Sunday, August 17, 2014

Obituary of historian Wolfgang Leonhard – The Melancholy of witnesses – Süddeutsche.de

By Willi Winkler

He wrote “The Revolution dismisses their children” a postwar Bestsellers: Now is the historian Wolfgang Leonhard, a revolutionary and sought-after expert on the Soviet Union, has died.

In his last self-criticism he was no longer afraid. They wanted to interrogate him because, not communists, but only apparatchiks were but. The real communists were those “who defend themselves against a subordination to the Soviet Union, against the inhuman methods of spying.”

Wolfgang Leonhard was appointed apparatchik. In 1921 he was born, son of a journalist and a writer in Vienna. His biological father was the Ambassador of the still very young Soviet Union, a confidant of Lenin, whose first name was Vladimir passed a mandate to the child. As a born communist, the young Leonhard believed of course in socialism, he wanted to build a new world, despite Stalin and together with the glorious Soviet Union. He grew up in the Berlin artist colony at Breitenbachplatz and fled after the Nazi seizure of power with his mother to Moscow. With the ability to suffer the true believers he accepted the show trials and the Hitler-Stalin pact.

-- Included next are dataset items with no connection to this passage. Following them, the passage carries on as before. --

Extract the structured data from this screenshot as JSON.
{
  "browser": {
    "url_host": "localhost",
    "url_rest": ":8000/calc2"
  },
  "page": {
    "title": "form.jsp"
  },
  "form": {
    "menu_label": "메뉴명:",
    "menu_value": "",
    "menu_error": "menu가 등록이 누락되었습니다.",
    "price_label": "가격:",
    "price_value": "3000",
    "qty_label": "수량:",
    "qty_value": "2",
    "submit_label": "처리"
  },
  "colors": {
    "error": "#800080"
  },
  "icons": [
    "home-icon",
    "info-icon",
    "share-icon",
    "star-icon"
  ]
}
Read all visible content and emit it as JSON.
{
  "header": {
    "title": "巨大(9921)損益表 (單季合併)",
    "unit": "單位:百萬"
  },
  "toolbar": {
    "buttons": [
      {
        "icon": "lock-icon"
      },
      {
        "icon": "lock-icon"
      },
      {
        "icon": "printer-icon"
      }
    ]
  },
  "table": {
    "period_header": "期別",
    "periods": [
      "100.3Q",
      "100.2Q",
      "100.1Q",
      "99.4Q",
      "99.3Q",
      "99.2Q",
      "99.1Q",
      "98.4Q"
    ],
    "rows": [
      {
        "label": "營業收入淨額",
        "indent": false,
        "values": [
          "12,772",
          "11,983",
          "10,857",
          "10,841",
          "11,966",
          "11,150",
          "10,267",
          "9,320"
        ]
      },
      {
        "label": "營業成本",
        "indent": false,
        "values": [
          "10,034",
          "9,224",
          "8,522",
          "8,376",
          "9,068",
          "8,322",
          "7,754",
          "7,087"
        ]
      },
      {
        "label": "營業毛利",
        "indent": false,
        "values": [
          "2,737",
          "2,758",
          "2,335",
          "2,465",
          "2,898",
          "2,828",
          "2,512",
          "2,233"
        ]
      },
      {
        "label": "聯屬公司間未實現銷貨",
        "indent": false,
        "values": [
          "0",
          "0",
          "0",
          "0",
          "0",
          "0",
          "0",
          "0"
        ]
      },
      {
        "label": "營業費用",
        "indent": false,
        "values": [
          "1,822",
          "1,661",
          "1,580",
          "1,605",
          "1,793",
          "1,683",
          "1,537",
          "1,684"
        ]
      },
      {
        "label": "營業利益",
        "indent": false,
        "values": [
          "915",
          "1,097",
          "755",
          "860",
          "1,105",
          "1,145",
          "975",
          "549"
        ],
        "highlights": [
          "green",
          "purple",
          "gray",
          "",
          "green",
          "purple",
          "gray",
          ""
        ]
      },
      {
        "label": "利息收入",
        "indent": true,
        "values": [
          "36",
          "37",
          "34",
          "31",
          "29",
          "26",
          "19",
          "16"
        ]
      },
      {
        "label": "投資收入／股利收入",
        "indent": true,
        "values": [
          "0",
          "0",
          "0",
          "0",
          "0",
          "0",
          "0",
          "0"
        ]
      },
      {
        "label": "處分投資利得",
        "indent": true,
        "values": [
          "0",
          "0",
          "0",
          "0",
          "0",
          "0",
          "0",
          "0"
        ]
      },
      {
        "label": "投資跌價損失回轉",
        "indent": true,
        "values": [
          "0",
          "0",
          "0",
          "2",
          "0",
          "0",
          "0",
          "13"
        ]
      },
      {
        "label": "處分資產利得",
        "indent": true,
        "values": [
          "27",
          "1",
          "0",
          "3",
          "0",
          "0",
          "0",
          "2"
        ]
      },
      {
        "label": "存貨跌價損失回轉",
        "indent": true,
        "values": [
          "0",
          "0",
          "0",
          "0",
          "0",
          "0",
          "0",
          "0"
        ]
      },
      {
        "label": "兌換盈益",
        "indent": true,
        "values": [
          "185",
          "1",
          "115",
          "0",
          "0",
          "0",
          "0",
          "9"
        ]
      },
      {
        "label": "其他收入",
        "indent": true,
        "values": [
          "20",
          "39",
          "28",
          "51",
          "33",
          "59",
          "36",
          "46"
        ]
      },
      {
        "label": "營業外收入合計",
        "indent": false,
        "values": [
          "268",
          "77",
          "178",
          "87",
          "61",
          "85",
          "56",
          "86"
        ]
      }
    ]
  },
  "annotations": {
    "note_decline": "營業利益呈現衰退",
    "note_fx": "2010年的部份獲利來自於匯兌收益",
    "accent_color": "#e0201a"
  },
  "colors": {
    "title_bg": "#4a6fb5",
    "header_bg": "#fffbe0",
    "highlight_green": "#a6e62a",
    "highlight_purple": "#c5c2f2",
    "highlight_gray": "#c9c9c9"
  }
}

He endured it, that his mother was deported to Siberia, and went to the party school. Early on, he practiced in propaganda, spoke on the radio for the anti-fascist “National Committee for a Free Germany” and was determined a new Germany build the emigrants, Communists and Jews.

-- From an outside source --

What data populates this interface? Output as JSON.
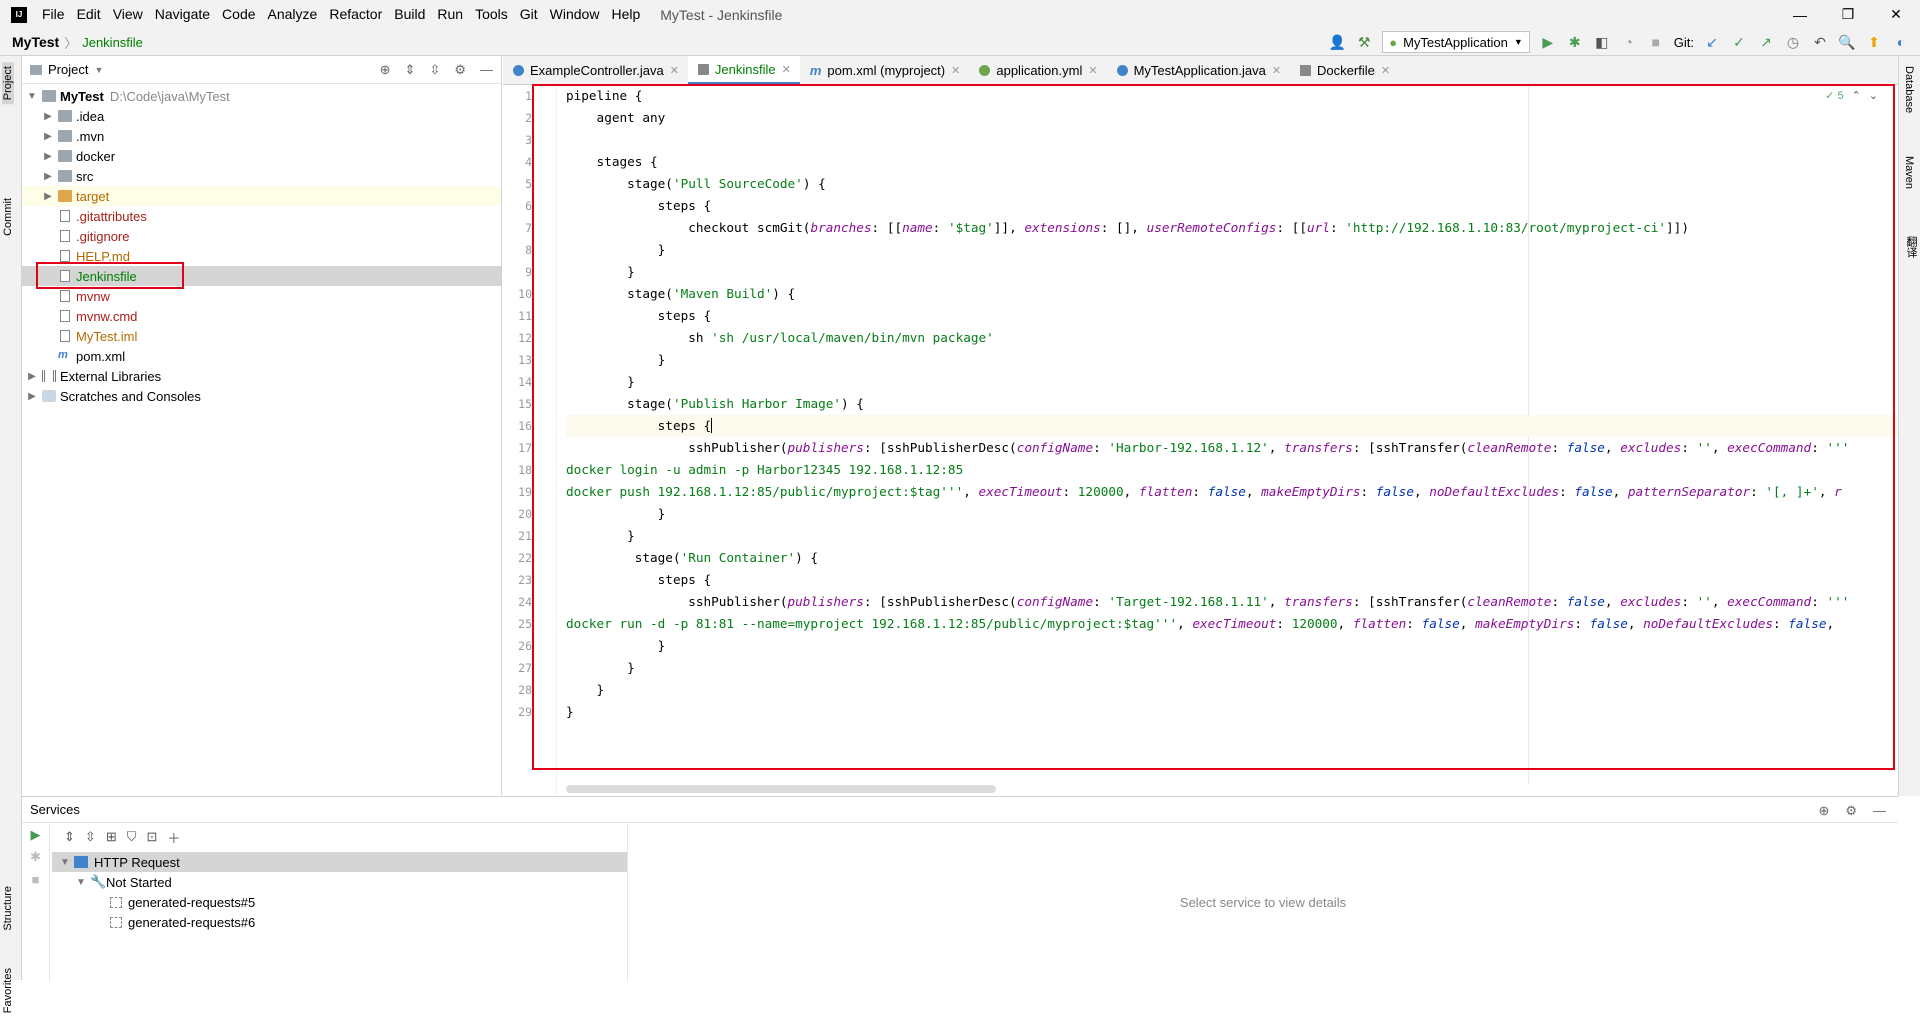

A week before the surrender, on 30 April in 1945, he landed with the “Ulbricht Group” near Berlin, where a discrete Soviet-supported takeover took place. He was willing to be honest, he later wrote, “to do everything in my power to meet the party tasks put to me exemplary”. That soon the familiar from the Hotel Lux paranoia reason of state was in the Soviet-occupied zone, he did not want to endure. At the Party School of the SED he had tried at least introduce a discussion on different ways to socialism, but after four years he fled to Yugoslavia, which had just seceded from the Soviet hegemony in the West. Leonard was awarded a scholarship in England, was teaching at Yale University later and remained for decades a sought-after expert for the hard concrete Soviet hegemony

in 1955 appeared in Kiepenheuer & amp. Malevich “The Revolution dismisses their children”. It was one of those books whose titles were proverbial. Leonhard’s revelations were recorded so grateful – the report was one of the largest book successes of the postwar period – that most of the melancholy train escaped it. It was also a lament for a lost hope in world history.

The revolutionary Wolfgang Leonhard died Sunday after a long illness in Daun in the Eifel. He was 93 years old.